LINKE FLIGL לינקע-פֿליגל

{pronounced link-eh fleegul, meaning 'left wing' in Yiddish}

queer Jewish chicken farm & cultural organizing project

growing good space for culture & creativity to thrive

Millerton, New York

Screenshot 2018-04-23 20.18.47.png


Linke Fligl was started by Margot Seigle and Adin Zuckerman in spring 2016 as a queer Jewish chicken farm, inspired by the history of socialist Jewish chicken farmers across the US in the 1920s and 30s and the Jewish Initiative for Farmers's (JIFA).  We are grateful for JIFA for helping us acquire our first and second round of chicks from Good Shepard Poultry Ranch in Lindsborg, Kansas. 

team fligl

Chana : farmer, ketchup lover & resident rebbe, March 2018.

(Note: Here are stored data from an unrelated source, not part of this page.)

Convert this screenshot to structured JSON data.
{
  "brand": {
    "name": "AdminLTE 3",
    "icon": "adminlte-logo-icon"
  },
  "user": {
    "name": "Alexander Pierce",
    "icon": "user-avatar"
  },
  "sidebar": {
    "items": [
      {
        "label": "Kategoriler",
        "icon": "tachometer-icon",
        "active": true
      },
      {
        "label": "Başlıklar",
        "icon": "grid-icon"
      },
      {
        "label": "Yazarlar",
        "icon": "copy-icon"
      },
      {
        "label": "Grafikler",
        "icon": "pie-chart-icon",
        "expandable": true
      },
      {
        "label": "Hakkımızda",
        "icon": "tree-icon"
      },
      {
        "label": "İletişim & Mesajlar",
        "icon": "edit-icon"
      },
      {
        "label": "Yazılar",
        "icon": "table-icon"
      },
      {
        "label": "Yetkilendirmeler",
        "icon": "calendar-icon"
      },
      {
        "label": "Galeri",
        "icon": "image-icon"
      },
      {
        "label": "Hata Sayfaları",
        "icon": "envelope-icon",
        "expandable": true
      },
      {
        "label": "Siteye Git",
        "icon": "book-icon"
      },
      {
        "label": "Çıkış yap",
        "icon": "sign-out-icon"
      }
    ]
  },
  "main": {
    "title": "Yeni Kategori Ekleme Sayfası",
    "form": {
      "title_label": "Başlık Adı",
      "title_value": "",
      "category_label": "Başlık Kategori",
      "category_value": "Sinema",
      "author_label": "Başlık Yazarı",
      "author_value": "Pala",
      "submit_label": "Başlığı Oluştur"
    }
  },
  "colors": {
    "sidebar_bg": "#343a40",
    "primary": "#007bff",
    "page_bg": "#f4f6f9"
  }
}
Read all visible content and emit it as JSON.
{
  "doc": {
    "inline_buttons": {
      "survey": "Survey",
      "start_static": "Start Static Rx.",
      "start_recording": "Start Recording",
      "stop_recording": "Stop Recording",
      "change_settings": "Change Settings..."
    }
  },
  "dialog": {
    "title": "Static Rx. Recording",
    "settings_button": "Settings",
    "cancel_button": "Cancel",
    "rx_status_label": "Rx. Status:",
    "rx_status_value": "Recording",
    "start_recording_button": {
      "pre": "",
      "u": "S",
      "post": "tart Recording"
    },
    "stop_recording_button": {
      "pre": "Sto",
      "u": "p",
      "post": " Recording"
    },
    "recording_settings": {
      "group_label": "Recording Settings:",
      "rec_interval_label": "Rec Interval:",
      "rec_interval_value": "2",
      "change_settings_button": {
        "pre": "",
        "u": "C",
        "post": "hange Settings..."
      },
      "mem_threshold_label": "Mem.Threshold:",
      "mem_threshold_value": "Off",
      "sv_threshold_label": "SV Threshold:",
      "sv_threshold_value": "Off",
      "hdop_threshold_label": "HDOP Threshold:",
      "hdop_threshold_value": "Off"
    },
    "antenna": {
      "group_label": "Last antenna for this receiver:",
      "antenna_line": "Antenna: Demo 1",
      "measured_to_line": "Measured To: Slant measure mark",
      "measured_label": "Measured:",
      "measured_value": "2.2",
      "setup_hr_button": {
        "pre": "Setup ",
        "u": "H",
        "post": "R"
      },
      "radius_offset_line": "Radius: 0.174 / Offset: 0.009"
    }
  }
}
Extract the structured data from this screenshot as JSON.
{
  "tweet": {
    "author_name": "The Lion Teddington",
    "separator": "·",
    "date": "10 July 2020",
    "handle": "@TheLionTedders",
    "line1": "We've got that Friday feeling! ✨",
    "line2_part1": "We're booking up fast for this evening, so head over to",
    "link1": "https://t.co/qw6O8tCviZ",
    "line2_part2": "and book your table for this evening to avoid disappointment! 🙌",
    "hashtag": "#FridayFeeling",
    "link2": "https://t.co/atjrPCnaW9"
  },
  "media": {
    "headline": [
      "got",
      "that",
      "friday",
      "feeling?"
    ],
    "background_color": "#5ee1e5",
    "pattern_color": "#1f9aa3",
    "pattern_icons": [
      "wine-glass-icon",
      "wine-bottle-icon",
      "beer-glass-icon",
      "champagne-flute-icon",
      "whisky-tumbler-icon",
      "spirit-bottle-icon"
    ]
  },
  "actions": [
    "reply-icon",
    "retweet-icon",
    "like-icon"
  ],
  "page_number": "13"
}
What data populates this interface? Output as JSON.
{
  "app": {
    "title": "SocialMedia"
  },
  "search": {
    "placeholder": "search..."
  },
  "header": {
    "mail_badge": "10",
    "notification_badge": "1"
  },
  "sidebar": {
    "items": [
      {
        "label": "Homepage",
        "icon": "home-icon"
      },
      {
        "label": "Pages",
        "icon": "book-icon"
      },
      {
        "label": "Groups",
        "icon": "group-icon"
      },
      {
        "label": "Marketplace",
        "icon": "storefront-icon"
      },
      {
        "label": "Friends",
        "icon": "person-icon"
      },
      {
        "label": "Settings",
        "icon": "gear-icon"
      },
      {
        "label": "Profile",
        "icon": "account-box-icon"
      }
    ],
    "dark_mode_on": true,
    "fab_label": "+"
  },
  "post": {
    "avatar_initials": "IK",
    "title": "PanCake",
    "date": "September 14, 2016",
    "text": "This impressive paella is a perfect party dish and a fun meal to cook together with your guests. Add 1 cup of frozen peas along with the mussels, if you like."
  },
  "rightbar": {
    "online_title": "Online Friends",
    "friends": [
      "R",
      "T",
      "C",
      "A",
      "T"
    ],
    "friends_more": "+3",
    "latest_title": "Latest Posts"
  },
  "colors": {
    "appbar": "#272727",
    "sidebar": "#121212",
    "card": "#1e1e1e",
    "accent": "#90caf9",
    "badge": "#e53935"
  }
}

Sol : illustrator & organizational development nerd, August 2017.

Adin : garden magician, chicken whisperer & co-founder, May 2016.

Margot : big dreamer, bucket schlepper & co-founder, May 2016.

2018-04-24 10-46.JPG


Linke Fligl is a queer Jewish chicken farm & cultural organizing project that uses farming and gathering to grow a Jewish culture aligned with values of diasporism, anti-oppression and dreaming the world to come. 

This project comes from a longing for a vibrant rural queer and Jewish life at the intersection of our tradition and political values. It has grown from a group of friends taking care of a flock of heritage breed chickens into a cultural organizing project that sees food and farming as relational tools.

We see being in deep solidarity as part of a vibrant Judaism and honor this value through our relationships to people, networks and movements.

We are nestled with our neighbor projects, WILDSEED Community Farm & Healing Arts Village, the Watershed Center and Rock Steady Farm & Flowers, all radical land-based community projects with whom we learn and grow. 

Our birds are free range, organically fed and heritage breed - which means that unlike most chickens, hybridized to eat less and grow faster, they have been bred over generations to live a long and productive life outdoors free of chronic pain and sickness. From matzo ball soup to schmaltz, chickens have always been a big part of Ashkenazi Jewish food culture. We are grateful to feed our community this nourishing food of our ancestral tradition.